Sugar cane grinding season begins at LaSuCa factory

Sugar cane grinding season begins at LaSuCa factory
IN LINE – A tractor-trailer rig loaded with sugar cane waits its turn in line to bring the cane to the LaSuCa sugar cane factory along the banks of the Bayou Teche near St. Martinville. LaSuCa is projecting a record 2.05 million tons of sugar cane to be processed this season. (Chris Landry)

St. Martinville – Sugar cane grinding started this past Tuesday at the Louisiana Sugar Cane Cooperative factory just north of St. Martinville, and a slight bump in acreage over the nine parishes that the mill services are projected to bring a record yield this year, LaSuCa Ag Division Manager John Hebert said.

LaSuCa began taking in sugar cane for grinding on Sept. 16 with the Theoretical Recoverable Sugar value from the core sampler coming in slightly lower than expected at 200 pounds per ton on a daily basis.

“I’d hoped to be a little higher right now,” Hebert said. “I’m a little disappointed in the sugar. We’re trying to figure out why we're not doing as good as we expected but we haven’t really been able to put our thumb on it yet. It may just be Mother Nature.

“People do the same thing year in and year out and get a different result. That’s farming. We’re not quite hitting the mark like we’d expect to. But time will tell.”

The mill ground about 72,000 tons of cane the first week, he said.

Hebert said that about 1,500 more acres are being farmed this year in the parishes that the factory services, mostly in St. Landry Parish.

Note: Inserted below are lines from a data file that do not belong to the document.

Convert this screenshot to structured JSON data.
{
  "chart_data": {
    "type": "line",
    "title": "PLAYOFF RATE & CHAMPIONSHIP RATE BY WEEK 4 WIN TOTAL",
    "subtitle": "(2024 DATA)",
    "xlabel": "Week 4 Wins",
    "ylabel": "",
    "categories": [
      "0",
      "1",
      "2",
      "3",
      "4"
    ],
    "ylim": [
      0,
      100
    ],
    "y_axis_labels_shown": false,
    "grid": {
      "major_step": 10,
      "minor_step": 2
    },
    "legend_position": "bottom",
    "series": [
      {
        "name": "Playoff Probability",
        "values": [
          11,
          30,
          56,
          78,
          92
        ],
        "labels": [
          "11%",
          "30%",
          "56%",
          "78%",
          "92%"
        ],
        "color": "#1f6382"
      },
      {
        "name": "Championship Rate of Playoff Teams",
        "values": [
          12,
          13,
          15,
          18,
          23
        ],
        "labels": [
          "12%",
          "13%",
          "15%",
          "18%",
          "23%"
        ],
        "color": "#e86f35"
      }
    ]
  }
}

“We pull cane from nine different parishes,” Hebert said. “My expectation is I believe we have a very similar crop to last year, so right now I’m putting our yield projection at 33 tons of cane per acre. That’s Iberia Parish to Rapides Parish to Iberville Parish to Vermilion Parish, our entire supply area.

“Across all of our acreage that would give us about 2,050,000 tons of cane, which would be the largest crop we’ve every processed.”

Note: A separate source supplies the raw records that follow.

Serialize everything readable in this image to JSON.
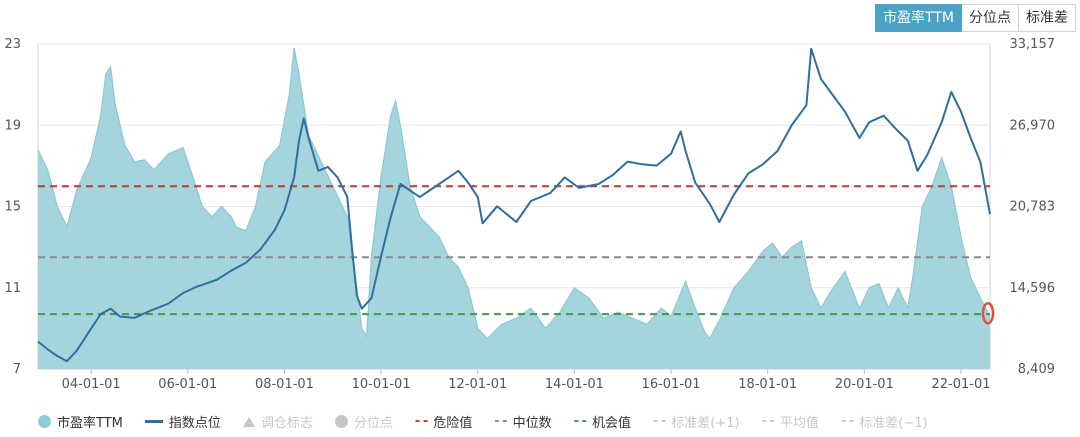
{
  "tabs": [
    {
      "label": "市盈率TTM",
      "active": true
    },
    {
      "label": "分位点",
      "active": false
    },
    {
      "label": "标准差",
      "active": false
    }
  ],
  "legend": [
    {
      "label": "市盈率TTM",
      "symbol": "dot",
      "color": "#8fccd6",
      "enabled": true
    },
    {
      "label": "指数点位",
      "symbol": "bar",
      "color": "#2f6fa0",
      "enabled": true
    },
    {
      "label": "调仓标志",
      "symbol": "triangle",
      "color": "#c7c7c7",
      "enabled": false
    },
    {
      "label": "分位点",
      "symbol": "dot",
      "color": "#c7c7c7",
      "enabled": false
    },
    {
      "label": "危险值",
      "symbol": "dash",
      "color": "#c0392b",
      "enabled": true
    },
    {
      "label": "中位数",
      "symbol": "dash",
      "color": "#888888",
      "enabled": true
    },
    {
      "label": "机会值",
      "symbol": "dash",
      "color": "#3c9a4b",
      "enabled": true
    },
    {
      "label": "标准差(+1)",
      "symbol": "dash",
      "color": "#c7c7c7",
      "enabled": false
    },
    {
      "label": "平均值",
      "symbol": "dash",
      "color": "#c7c7c7",
      "enabled": false
    },
    {
      "label": "标准差(−1)",
      "symbol": "dash",
      "color": "#c7c7c7",
      "enabled": false
    }
  ],
  "chart_data": {
    "type": "area+line",
    "x_ticks": [
      "04-01-01",
      "06-01-01",
      "08-01-01",
      "10-01-01",
      "12-01-01",
      "14-01-01",
      "16-01-01",
      "18-01-01",
      "20-01-01",
      "22-01-01"
    ],
    "x_range": [
      2002.9,
      2022.6
    ],
    "y_left": {
      "range": [
        7,
        23
      ],
      "ticks": [
        "7",
        "11",
        "15",
        "19",
        "23"
      ]
    },
    "y_right": {
      "range": [
        8409,
        33157
      ],
      "ticks": [
        "8,409",
        "14,596",
        "20,783",
        "26,970",
        "33,157"
      ]
    },
    "reference_lines": {
      "danger": 16.0,
      "median": 12.5,
      "opportunity": 9.7
    },
    "colors": {
      "pe_fill": "#9fd3db",
      "pe_line": "#8fc7d2",
      "index": "#2f6fa0",
      "danger": "#c0392b",
      "median": "#888888",
      "opportunity": "#3c9a4b",
      "marker": "#e74c3c"
    },
    "series": [
      {
        "name": "市盈率TTM",
        "axis": "left",
        "points": [
          [
            2002.9,
            17.8
          ],
          [
            2003.1,
            16.8
          ],
          [
            2003.3,
            15.0
          ],
          [
            2003.5,
            14.0
          ],
          [
            2003.7,
            15.8
          ],
          [
            2004.0,
            17.4
          ],
          [
            2004.2,
            19.5
          ],
          [
            2004.3,
            21.5
          ],
          [
            2004.4,
            21.9
          ],
          [
            2004.5,
            20.0
          ],
          [
            2004.7,
            18.0
          ],
          [
            2004.9,
            17.2
          ],
          [
            2005.1,
            17.3
          ],
          [
            2005.3,
            16.8
          ],
          [
            2005.6,
            17.6
          ],
          [
            2005.9,
            17.9
          ],
          [
            2006.1,
            16.5
          ],
          [
            2006.3,
            15.0
          ],
          [
            2006.5,
            14.5
          ],
          [
            2006.7,
            15.0
          ],
          [
            2006.9,
            14.5
          ],
          [
            2007.0,
            14.0
          ],
          [
            2007.2,
            13.8
          ],
          [
            2007.4,
            15.0
          ],
          [
            2007.6,
            17.2
          ],
          [
            2007.9,
            18.0
          ],
          [
            2008.1,
            20.5
          ],
          [
            2008.2,
            22.8
          ],
          [
            2008.3,
            21.5
          ],
          [
            2008.5,
            18.5
          ],
          [
            2008.7,
            17.5
          ],
          [
            2008.9,
            16.5
          ],
          [
            2009.1,
            15.5
          ],
          [
            2009.3,
            14.5
          ],
          [
            2009.5,
            11.0
          ],
          [
            2009.6,
            9.0
          ],
          [
            2009.7,
            8.6
          ],
          [
            2009.8,
            12.5
          ],
          [
            2010.0,
            16.5
          ],
          [
            2010.2,
            19.5
          ],
          [
            2010.3,
            20.2
          ],
          [
            2010.4,
            19.0
          ],
          [
            2010.6,
            16.0
          ],
          [
            2010.8,
            14.5
          ],
          [
            2011.0,
            14.0
          ],
          [
            2011.2,
            13.5
          ],
          [
            2011.4,
            12.5
          ],
          [
            2011.6,
            12.0
          ],
          [
            2011.8,
            11.0
          ],
          [
            2012.0,
            9.0
          ],
          [
            2012.2,
            8.5
          ],
          [
            2012.5,
            9.2
          ],
          [
            2012.8,
            9.5
          ],
          [
            2013.1,
            10.0
          ],
          [
            2013.4,
            9.0
          ],
          [
            2013.7,
            9.8
          ],
          [
            2014.0,
            11.0
          ],
          [
            2014.3,
            10.5
          ],
          [
            2014.6,
            9.5
          ],
          [
            2014.9,
            9.8
          ],
          [
            2015.2,
            9.5
          ],
          [
            2015.5,
            9.2
          ],
          [
            2015.8,
            10.0
          ],
          [
            2016.0,
            9.6
          ],
          [
            2016.3,
            11.3
          ],
          [
            2016.5,
            10.0
          ],
          [
            2016.7,
            8.8
          ],
          [
            2016.8,
            8.5
          ],
          [
            2017.0,
            9.4
          ],
          [
            2017.3,
            11.0
          ],
          [
            2017.6,
            11.8
          ],
          [
            2017.9,
            12.8
          ],
          [
            2018.1,
            13.2
          ],
          [
            2018.3,
            12.5
          ],
          [
            2018.5,
            13.0
          ],
          [
            2018.7,
            13.3
          ],
          [
            2018.9,
            11.0
          ],
          [
            2019.1,
            10.0
          ],
          [
            2019.3,
            10.8
          ],
          [
            2019.6,
            11.8
          ],
          [
            2019.9,
            10.0
          ],
          [
            2020.1,
            11.0
          ],
          [
            2020.3,
            11.2
          ],
          [
            2020.5,
            10.0
          ],
          [
            2020.7,
            11.0
          ],
          [
            2020.9,
            10.0
          ],
          [
            2021.0,
            11.5
          ],
          [
            2021.2,
            15.0
          ],
          [
            2021.4,
            16.0
          ],
          [
            2021.6,
            17.4
          ],
          [
            2021.8,
            16.0
          ],
          [
            2022.0,
            13.5
          ],
          [
            2022.2,
            11.5
          ],
          [
            2022.4,
            10.5
          ],
          [
            2022.6,
            9.6
          ]
        ]
      },
      {
        "name": "指数点位",
        "axis": "right",
        "points": [
          [
            2002.9,
            10500
          ],
          [
            2003.1,
            9900
          ],
          [
            2003.3,
            9400
          ],
          [
            2003.5,
            9000
          ],
          [
            2003.7,
            9800
          ],
          [
            2004.0,
            11500
          ],
          [
            2004.2,
            12600
          ],
          [
            2004.4,
            13000
          ],
          [
            2004.6,
            12400
          ],
          [
            2004.9,
            12300
          ],
          [
            2005.2,
            12800
          ],
          [
            2005.6,
            13400
          ],
          [
            2005.9,
            14200
          ],
          [
            2006.2,
            14700
          ],
          [
            2006.6,
            15200
          ],
          [
            2006.9,
            15900
          ],
          [
            2007.2,
            16500
          ],
          [
            2007.5,
            17500
          ],
          [
            2007.8,
            19000
          ],
          [
            2008.0,
            20500
          ],
          [
            2008.2,
            23000
          ],
          [
            2008.3,
            25800
          ],
          [
            2008.4,
            27500
          ],
          [
            2008.5,
            26000
          ],
          [
            2008.7,
            23500
          ],
          [
            2008.9,
            23800
          ],
          [
            2009.1,
            23000
          ],
          [
            2009.3,
            21500
          ],
          [
            2009.4,
            17500
          ],
          [
            2009.5,
            14000
          ],
          [
            2009.6,
            13000
          ],
          [
            2009.8,
            13800
          ],
          [
            2010.0,
            17000
          ],
          [
            2010.2,
            20000
          ],
          [
            2010.4,
            22500
          ],
          [
            2010.6,
            22000
          ],
          [
            2010.8,
            21500
          ],
          [
            2011.0,
            22000
          ],
          [
            2011.2,
            22500
          ],
          [
            2011.4,
            23000
          ],
          [
            2011.6,
            23500
          ],
          [
            2011.8,
            22600
          ],
          [
            2012.0,
            21500
          ],
          [
            2012.1,
            19500
          ],
          [
            2012.4,
            20800
          ],
          [
            2012.8,
            19600
          ],
          [
            2013.1,
            21200
          ],
          [
            2013.5,
            21800
          ],
          [
            2013.8,
            23000
          ],
          [
            2014.1,
            22200
          ],
          [
            2014.5,
            22500
          ],
          [
            2014.8,
            23200
          ],
          [
            2015.1,
            24200
          ],
          [
            2015.4,
            24000
          ],
          [
            2015.7,
            23900
          ],
          [
            2016.0,
            24800
          ],
          [
            2016.2,
            26500
          ],
          [
            2016.3,
            25000
          ],
          [
            2016.5,
            22600
          ],
          [
            2016.8,
            21000
          ],
          [
            2017.0,
            19600
          ],
          [
            2017.3,
            21700
          ],
          [
            2017.6,
            23300
          ],
          [
            2017.9,
            24000
          ],
          [
            2018.2,
            25000
          ],
          [
            2018.5,
            27000
          ],
          [
            2018.8,
            28500
          ],
          [
            2018.9,
            32800
          ],
          [
            2019.1,
            30500
          ],
          [
            2019.3,
            29500
          ],
          [
            2019.6,
            28000
          ],
          [
            2019.9,
            26000
          ],
          [
            2020.1,
            27200
          ],
          [
            2020.4,
            27700
          ],
          [
            2020.7,
            26500
          ],
          [
            2020.9,
            25800
          ],
          [
            2021.1,
            23500
          ],
          [
            2021.3,
            24700
          ],
          [
            2021.6,
            27200
          ],
          [
            2021.8,
            29500
          ],
          [
            2022.0,
            28000
          ],
          [
            2022.2,
            26000
          ],
          [
            2022.4,
            24200
          ],
          [
            2022.6,
            20200
          ]
        ]
      }
    ]
  }
}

The mill processed about 1,980,000 tons of cane last year, so the crop would be about 60 or 70 tons more, based on the projected yield per acre and the slightly higher acreage.

Cane

“I think this growing season was very similar to last year’s growing season,” Hebert said. “I think this year’s crop is very similar to last year’s crop.”

Hebert said LaSuCa is hoping to finish the grinding season around the end of the year or early in 2026.

“We try to finish in the first half of January, is always our goal,” he said. “I would say that this year’s startup is the best we’ve seen as far as ramping up production in this first week. We’re on target to grind more cane in the first week than we ever have in any other first week of harvest. I’m really pleased with the factory performance during the startup period.”